An endless hack'nslash could have gotten monotonous, but Falcom was sure to add a few wrinkles into the battle system. First, your three party members default to three specific weapon types that cater to different classes of enemies. This rock, paper, scissors approach is seamlessly integrated into player control. If you're getting attacked by a three enemy mob, slash a few that are weak to Adol's sword, then press a button, switch to Aisha, and shoot the rest out of the air with your bow. Attacking the wrong class does minimal damage at worst, so constantly switching around is to your benefit. AI guides the other party members when not under your control, but they're managed in a relatively unobtrusive manner. They don't deal a whole lot of damage, but they also do well to stay out of trouble.
Mindlessly bashing enemies could have sufficed for a decent combat engine, but Ys Seven goes a few steps further. Character equipment arrives with a unique ability, and, if used enough, that ability is permanently added to your special move repertoire. Special moves consume points, which are visible in your HUD and accumulated via normally attacking enemies. Screen filling super moves are also an option, albeit one that is far less frequent. A robust item crafting/synthesizing system makes use of the incredible amount of loot you acquire, not to mentioning incentivizing picking up every last piece shiny object on the field.

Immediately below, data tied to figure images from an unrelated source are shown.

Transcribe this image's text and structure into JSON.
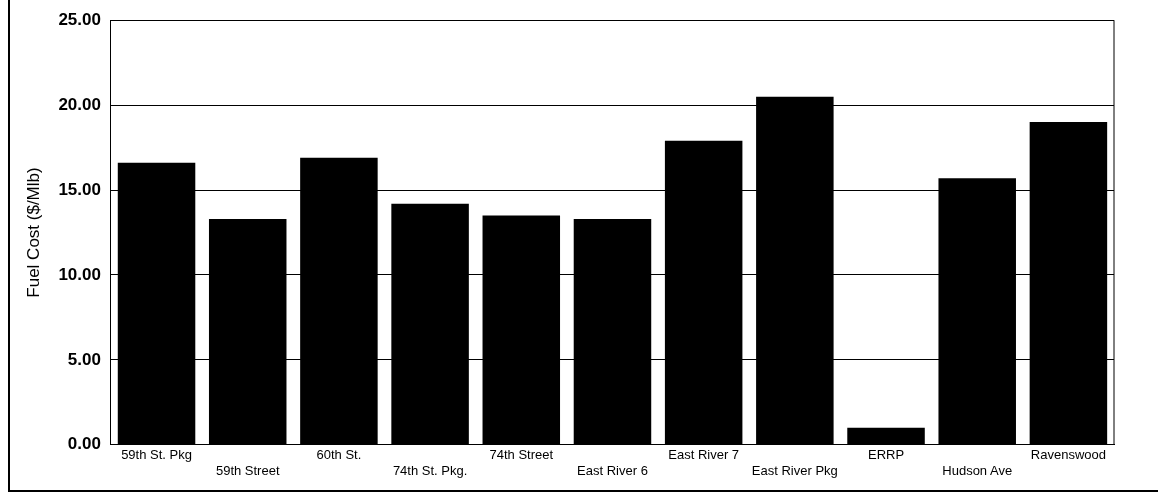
{
  "chart_data": {
    "type": "bar",
    "ylabel": "Fuel Cost ($/Mlb)",
    "categories": [
      "59th St. Pkg",
      "59th Street",
      "60th St.",
      "74th St. Pkg.",
      "74th Street",
      "East River 6",
      "East River 7",
      "East River Pkg",
      "ERRP",
      "Hudson Ave",
      "Ravenswood"
    ],
    "values": [
      16.6,
      13.3,
      16.9,
      14.2,
      13.5,
      13.3,
      17.9,
      20.5,
      1.0,
      15.7,
      19.0
    ],
    "color": "#000000",
    "ylim": [
      0,
      25
    ],
    "yticks": [
      {
        "value": 0,
        "label": "0.00"
      },
      {
        "value": 5,
        "label": "5.00"
      },
      {
        "value": 10,
        "label": "10.00"
      },
      {
        "value": 15,
        "label": "15.00"
      },
      {
        "value": 20,
        "label": "20.00"
      },
      {
        "value": 25,
        "label": "25.00"
      }
    ],
    "grid": "y"
  }
}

Focusing on exploiting the strengths and weaknesses of your party, pushing through standard enemies on the field usually doesn't require much strategy. Bosses, however, are an entirely different matter. Those guys push back, and require a surprisingly different approach to combat. A lock-on option would have been nice to target specific areas that needed to be hit, but on the whole you'll be doing a lot of dashing out of the way, flash guarding, and well timed special moves to knock off those foes. Though sometimes frustrating, they're great for Ys Seven's pacing and do well to provide a fitting sense of accomplishment after it's over.
Function over Form
Presentation ranges from par for the course to occasionally distinguished. Ys Seven is visually competent and offers a handful of notable vistas, but its tech is pretty far off top tier. It sells the illusion of adventure, but character movement and functioning mechanics take precedent over visual prowess. The music, on the other hand, stands in stark contrast. With electronic performances that evoke Virtual On (of all things) and violin arrangements with snappy hooks, the soundtrack might be the strongest card in Ys Seven's audio/visual hand. When backtracking or occasional grinding sessions start to grate, the music is quick to save the day. Load times were also quite good, though I was playing via download rather than UMD.
Game length, a topic I usually shy away from discussing, is mandatory when assessing a role playing game. To its credit, Ys Seven doesn't waste a whole lot of time pushing the player through its content. Depending on the difficulty selected, one can expected to clock out between 25 and 30 hours (though expect that to be closer to the 30 mark if you're as terrible at flash guarding as I was). Handheld RPGs specialize in moving the player along through the basic narrative, but also typically offer a wealth of mindless side quests tailored more toward the portable platform. Though it has a bunch of foe-felling and errand running side quests, Ys Seven widely avoids this approach. It's concessions to mobile gaming lie with its fast paced nature, not padded content that repeats a gradually annoying series of tasks. It may be short by JRPG standards, but in the end I thought it emerged better for it.